Logo cedo, depois do pequeno almoço, também ele singelo, com leite e café e pão duro de véspera, com manteiga, voltámos para o camelo, para fazer o caminho de volta. Desta vez pelo menos já não fomos até tão longe, contrariamente ao que o programa da excursão indicava. Por isso, foi com satisfação que vi, após meia-hora de percurso, que o mini-bus já nos aguardava.


A primeira paragem da manhã foi para beber um chá de menta e seguimos para Ouarzazate. Aí existia uma importante kashbah, mas acabámos por não a visitar, optando por circular pelas lojas em volta da mesma e fazer algumas compras, sobretudo as meninas que fizeram bons negócios e regateios.
O almoço foi num restaurante com terraço e desta vez aproveitei para provar a Tagine de Kefta (mais uma variante de tagine), mas com tomate e carne picada, tipo almôndegas.


No caminho para Marraquexe, passámos pelo exterior de um estúdio de cinema, em Ouarzazate, percorremos vales e montanhas, vimos diferentes tipos de arquitectura, de pessoas e de trajes. A paisagem da montanha do Atlas é sublime, faz-nos sentir pequenos perante a sua imponência. A meio caminho começou a cair uma chuvinha miudinha e a temperatura começou a descer.
Ao entrarmos em Marraquexe, ainda cheirava a terra molhada.

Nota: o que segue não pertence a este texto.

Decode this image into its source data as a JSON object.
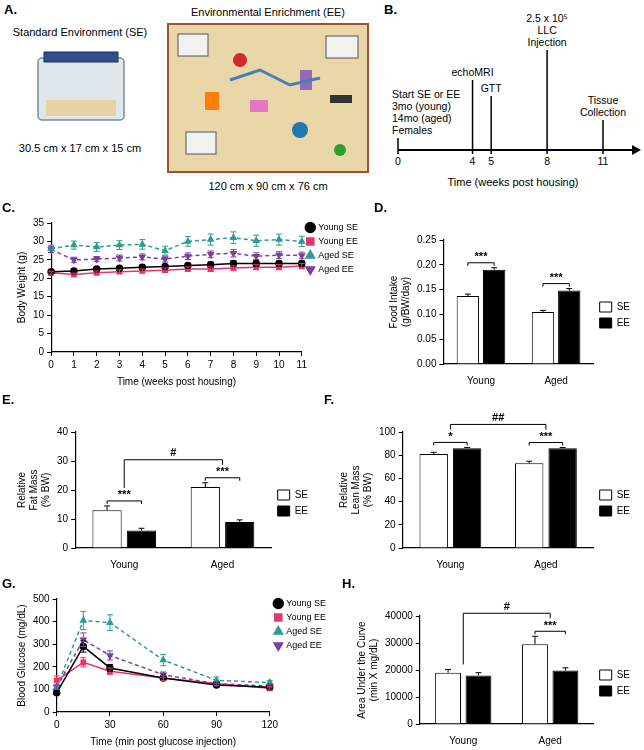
{
  "panel_A": {
    "panel": "A.",
    "left": {
      "title": "Standard Environment (SE)",
      "size": "30.5 cm x 17 cm x 15 cm"
    },
    "right": {
      "title": "Environmental Enrichment (EE)",
      "size": "120 cm x 90 cm x 76 cm"
    }
  },
  "panel_B": {
    "panel": "B.",
    "axis_label": "Time (weeks post housing)",
    "ticks": [
      0,
      4,
      5,
      8,
      11
    ],
    "events": [
      {
        "at": 0,
        "text": [
          "Start SE or EE",
          "3mo (young)",
          "14mo (aged)",
          "Females"
        ]
      },
      {
        "at": 4,
        "text": [
          "echoMRI"
        ]
      },
      {
        "at": 5,
        "text": [
          "GTT"
        ]
      },
      {
        "at": 8,
        "text": [
          "2.5 x 10⁵",
          "LLC",
          "Injection"
        ]
      },
      {
        "at": 11,
        "text": [
          "Tissue",
          "Collection"
        ]
      }
    ]
  },
  "chart_data": [
    {
      "panel": "C.",
      "type": "line",
      "x_label": "Time (weeks post housing)",
      "y_label": "Body Weight (g)",
      "x": [
        0,
        1,
        2,
        3,
        4,
        5,
        6,
        7,
        8,
        9,
        10,
        11
      ],
      "xlim": [
        0,
        11
      ],
      "xticks": [
        0,
        1,
        2,
        3,
        4,
        5,
        6,
        7,
        8,
        9,
        10,
        11
      ],
      "ylim": [
        0,
        35
      ],
      "yticks": [
        0,
        5,
        10,
        15,
        20,
        25,
        30,
        35
      ],
      "grid": false,
      "legend": "right",
      "series": [
        {
          "name": "Young SE",
          "color": "#000000",
          "marker": "circle",
          "line_style": "solid",
          "values": [
            21.8,
            22,
            22.5,
            22.7,
            23,
            23.2,
            23.5,
            23.7,
            24,
            24,
            24,
            24
          ],
          "errors": [
            0.4,
            0.5,
            0.5,
            0.5,
            0.6,
            0.6,
            0.6,
            0.7,
            0.7,
            0.7,
            0.7,
            0.7
          ]
        },
        {
          "name": "Young EE",
          "color": "#e8336e",
          "marker": "square",
          "line_style": "solid",
          "values": [
            21.5,
            21,
            21.5,
            21.8,
            22,
            22.2,
            22.5,
            22.5,
            22.8,
            23,
            23,
            23.3
          ],
          "errors": [
            0.4,
            0.4,
            0.5,
            0.5,
            0.5,
            0.6,
            0.6,
            0.6,
            0.6,
            0.7,
            0.7,
            0.7
          ]
        },
        {
          "name": "Aged SE",
          "color": "#2a9d8f",
          "marker": "triangle",
          "line_style": "dashed",
          "values": [
            28,
            29,
            28.5,
            29,
            29.2,
            27.5,
            30,
            30.5,
            31,
            30.2,
            30.5,
            30
          ],
          "errors": [
            1.0,
            1.1,
            1.2,
            1.2,
            1.3,
            1.2,
            1.3,
            1.5,
            1.6,
            1.5,
            1.5,
            1.4
          ]
        },
        {
          "name": "Aged EE",
          "color": "#7b3fa0",
          "marker": "triangle-down",
          "line_style": "dashed",
          "values": [
            27.8,
            25,
            25.2,
            25.5,
            25.8,
            25.2,
            26,
            26.5,
            26.8,
            26,
            26.3,
            26.2
          ],
          "errors": [
            0.8,
            0.7,
            0.7,
            0.8,
            0.8,
            0.8,
            0.9,
            0.9,
            1.0,
            0.9,
            0.9,
            0.9
          ]
        }
      ]
    },
    {
      "panel": "D.",
      "type": "bar",
      "y_label": [
        "Food Intake",
        "(g/BW/day)"
      ],
      "categories": [
        "Young",
        "Aged"
      ],
      "ylim": [
        0,
        0.25
      ],
      "yticks": [
        {
          "value": 0,
          "label": "0.00"
        },
        {
          "value": 0.05,
          "label": "0.05"
        },
        {
          "value": 0.1,
          "label": "0.10"
        },
        {
          "value": 0.15,
          "label": "0.15"
        },
        {
          "value": 0.2,
          "label": "0.20"
        },
        {
          "value": 0.25,
          "label": "0.25"
        }
      ],
      "grid": false,
      "legend": "right",
      "series": [
        {
          "name": "SE",
          "color": "#ffffff",
          "values": [
            0.137,
            0.105
          ],
          "errors": [
            0.004,
            0.003
          ]
        },
        {
          "name": "EE",
          "color": "#000000",
          "values": [
            0.19,
            0.148
          ],
          "errors": [
            0.004,
            0.004
          ]
        }
      ],
      "annotations": {
        "within": [
          "***",
          "***"
        ]
      }
    },
    {
      "panel": "E.",
      "type": "bar",
      "y_label": [
        "Relative",
        "Fat Mass",
        "(% BW)"
      ],
      "categories": [
        "Young",
        "Aged"
      ],
      "ylim": [
        0,
        40
      ],
      "yticks": [
        0,
        10,
        20,
        30,
        40
      ],
      "grid": false,
      "legend": "right",
      "series": [
        {
          "name": "SE",
          "color": "#ffffff",
          "values": [
            13,
            21
          ],
          "errors": [
            1.5,
            1.5
          ]
        },
        {
          "name": "EE",
          "color": "#000000",
          "values": [
            6,
            9
          ],
          "errors": [
            0.8,
            0.7
          ]
        }
      ],
      "annotations": {
        "within": [
          "***",
          "***"
        ],
        "between": "#"
      }
    },
    {
      "panel": "F.",
      "type": "bar",
      "y_label": [
        "Relative",
        "Lean Mass",
        "(% BW)"
      ],
      "categories": [
        "Young",
        "Aged"
      ],
      "ylim": [
        0,
        100
      ],
      "yticks": [
        0,
        20,
        40,
        60,
        80,
        100
      ],
      "grid": false,
      "legend": "right",
      "series": [
        {
          "name": "SE",
          "color": "#ffffff",
          "values": [
            81,
            73
          ],
          "errors": [
            1.5,
            1.8
          ]
        },
        {
          "name": "EE",
          "color": "#000000",
          "values": [
            86,
            86
          ],
          "errors": [
            0.7,
            0.6
          ]
        }
      ],
      "annotations": {
        "within": [
          "*",
          "***"
        ],
        "between": "##"
      }
    },
    {
      "panel": "G.",
      "type": "line",
      "x_label": "Time (min post glucose injection)",
      "y_label": "Blood Glucose (mg/dL)",
      "x": [
        0,
        15,
        30,
        60,
        90,
        120
      ],
      "xlim": [
        0,
        120
      ],
      "xticks": [
        0,
        30,
        60,
        90,
        120
      ],
      "ylim": [
        0,
        500
      ],
      "yticks": [
        0,
        100,
        200,
        300,
        400,
        500
      ],
      "grid": false,
      "legend": "right",
      "series": [
        {
          "name": "Young SE",
          "color": "#000000",
          "marker": "circle",
          "line_style": "solid",
          "values": [
            85,
            290,
            195,
            150,
            120,
            110
          ],
          "errors": [
            8,
            25,
            15,
            10,
            8,
            8
          ]
        },
        {
          "name": "Young EE",
          "color": "#e8336e",
          "marker": "square",
          "line_style": "solid",
          "values": [
            140,
            220,
            180,
            150,
            125,
            105
          ],
          "errors": [
            20,
            20,
            15,
            10,
            8,
            8
          ]
        },
        {
          "name": "Aged SE",
          "color": "#2a9d8f",
          "marker": "triangle",
          "line_style": "dashed",
          "values": [
            110,
            405,
            395,
            230,
            140,
            130
          ],
          "errors": [
            10,
            40,
            35,
            25,
            15,
            10
          ]
        },
        {
          "name": "Aged EE",
          "color": "#7b3fa0",
          "marker": "triangle-down",
          "line_style": "dashed",
          "values": [
            110,
            320,
            250,
            165,
            125,
            115
          ],
          "errors": [
            10,
            30,
            20,
            12,
            10,
            8
          ]
        }
      ]
    },
    {
      "panel": "H.",
      "type": "bar",
      "y_label": [
        "Area Under the Curve",
        "(min X mg/dL)"
      ],
      "categories": [
        "Young",
        "Aged"
      ],
      "ylim": [
        0,
        40000
      ],
      "yticks": [
        0,
        10000,
        20000,
        30000,
        40000
      ],
      "grid": false,
      "legend": "right",
      "series": [
        {
          "name": "SE",
          "color": "#ffffff",
          "values": [
            19000,
            29500
          ],
          "errors": [
            1200,
            3000
          ]
        },
        {
          "name": "EE",
          "color": "#000000",
          "values": [
            18000,
            19800
          ],
          "errors": [
            1000,
            1000
          ]
        }
      ],
      "annotations": {
        "within": [
          null,
          "***"
        ],
        "between": "#"
      }
    }
  ]
}
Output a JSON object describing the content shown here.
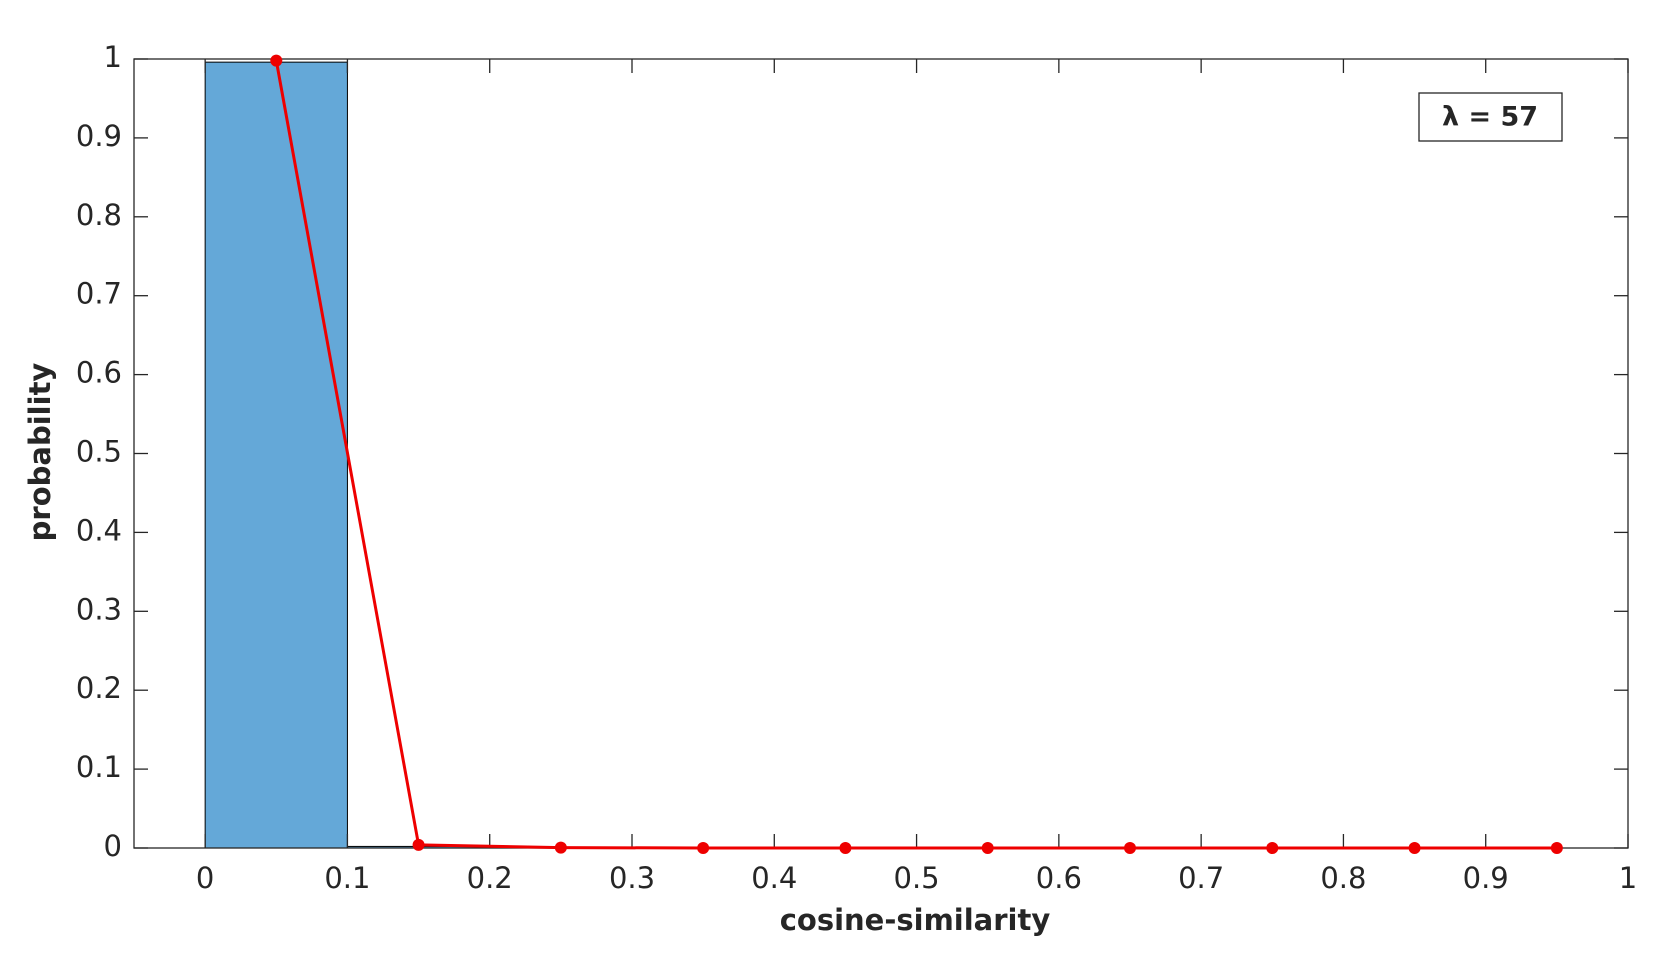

Mas desta vez, a entrada na cidade não teve o mesmo impacto que dois dias antes nos causara. Naquele domingo à tarde, na praça acumulava-se já uma densa multidão. Havia gente nos terraços dos restaurantes, nos telhados, parecia decorrer um espectáculo na praça e isso atraíra ainda mais gente do que o habitual. Mas, na verdade aquele caos, para mim, era já organizado. Já não me fez diferença que os carros ou as motas circulassem entre nós, que os grupos folclóricos tocassem e tocassem a troco de uma fotografia e posterior pagamento, que os macacos soltassem para os colos dos turistas, que os encantadores de serpentes tocassem. Passados dois dias aquilo era já a minha realidade naquele local.
Ao jantar voltámos à praça para comer nas banquinhas de comida. No meio daquela gente toda, a comida até parece saber melhor e os preços não ultrapassam os 70 dirahms (equivalente a 7 euros). O que aí me fez confusão foi a pobreza que nos circula, enquanto comemos. Pedintes que nos pedem comida, coma fome estampada nos rostos, a ponto de em actos de desespero, me terem tirado do prato restos de comida ou ossos de frango. Não posso deixar de me impressionar com esta miséria, enquanto nós turistas nos divertimos. Pessoas que têm este tipo de atitude, assemelham-se a animais na luta pela sobrevivência… mas enfim, fiquei triste com esse lado que vi nos dois dias em que jantei na praça.
O resto da noite foi para aproveitar e fazer as últimas compras no souk e aproveitar o espírito de Marraquexe. Como diz Miguel Sousa Tavares, não tenho dúvida que esta é mesmo “a cidade da alegria” e ao que me pareceu também, uma cidade que nunca se cansa, nem dorme.